The white paper for USBC is now available for public consumption, outlining the project’s long term vision.
USBC is a U.S.-dollar backed stablecoin designed to promote financial inclusion and regulatory compliance. It officially launched on Uphold last month and now offers best-in-class rewards of 5.25% on their platform.
From USBC’s announcement:
The long term vision for USBC has always been around its non-custodial potential, such that anyone around the world can access U.S. dollars with a digital wallet they control in a privacy preserving and compliant manner. The newly released USBC white paper outlines this vision.
Our key insight for USBC was the need to develop an identity and risk management stack to complement the innovation of tokenization. This allows a win-win scenario, allowing us to leverage the benefits of digitization powered by distributed ledgers while still providing the necessary tools such that these financial innovations can exist within traditional compliance frameworks including Know Your Customer and sanctions screening.

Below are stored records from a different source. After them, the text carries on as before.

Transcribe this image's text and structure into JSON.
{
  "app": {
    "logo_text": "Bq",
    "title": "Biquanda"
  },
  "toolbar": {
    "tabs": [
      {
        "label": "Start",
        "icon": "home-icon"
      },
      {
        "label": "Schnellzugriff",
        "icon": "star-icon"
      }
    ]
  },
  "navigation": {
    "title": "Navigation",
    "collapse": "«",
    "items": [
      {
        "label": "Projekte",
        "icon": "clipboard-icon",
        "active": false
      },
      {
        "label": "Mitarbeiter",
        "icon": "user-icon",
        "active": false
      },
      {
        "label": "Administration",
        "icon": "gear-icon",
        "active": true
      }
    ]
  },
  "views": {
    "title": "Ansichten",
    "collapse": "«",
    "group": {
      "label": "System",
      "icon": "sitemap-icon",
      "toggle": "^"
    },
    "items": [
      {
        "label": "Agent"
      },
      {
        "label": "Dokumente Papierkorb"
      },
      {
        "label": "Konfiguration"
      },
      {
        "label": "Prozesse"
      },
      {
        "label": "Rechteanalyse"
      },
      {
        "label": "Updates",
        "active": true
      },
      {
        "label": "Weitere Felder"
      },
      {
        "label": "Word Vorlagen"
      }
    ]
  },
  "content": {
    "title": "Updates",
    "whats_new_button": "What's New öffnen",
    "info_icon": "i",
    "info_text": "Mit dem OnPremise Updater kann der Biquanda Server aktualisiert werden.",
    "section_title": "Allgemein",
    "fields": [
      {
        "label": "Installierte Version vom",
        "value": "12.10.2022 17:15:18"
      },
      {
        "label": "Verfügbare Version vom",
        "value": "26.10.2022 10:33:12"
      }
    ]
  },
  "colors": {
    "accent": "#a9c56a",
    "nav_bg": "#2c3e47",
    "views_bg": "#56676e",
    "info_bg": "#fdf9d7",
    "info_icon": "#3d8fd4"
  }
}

This identity and risk management stack could conceivably be applied to any tokenized asset, whether that’s digital art, real estate titles, or even bank deposits, but our initial focus is around the development of the world’s most compliant stablecoin—USBC.
On the issue with stablecoins, today:
Fiat-backed stablecoins represent one of the first killer apps emerging from the rise of blockchain technology, and it’s easy to see why. Today, billions of people around the world still lack access to a basic bank account, many of whom reside in nations where there’s a lack of long term trust in their local monetary system. Meanwhile, cross-border payments continue to be slow and expensive. These challenges essentially represent a daily tax on those who are most economically vulnerable.
A stablecoin solves all of these problems with one fell swoop, allowing anyone in the world easy access to digital dollars with a digital wallet that they themselves own and control. Moreover, they can send money from one wallet to another instantly for little to no fees.
The problem is that the most widely available stablecoins, a market currently valued at around $200 billion dollars and is expected to grow into the trillions within a few years, don’t have any form of identity attached. As a result, they have naturally become favorite tools of terrorists in the Middle East, arms dealers in Russia, and drug cartels in Mexico and Asia, according to a recent Wall Street Journal report.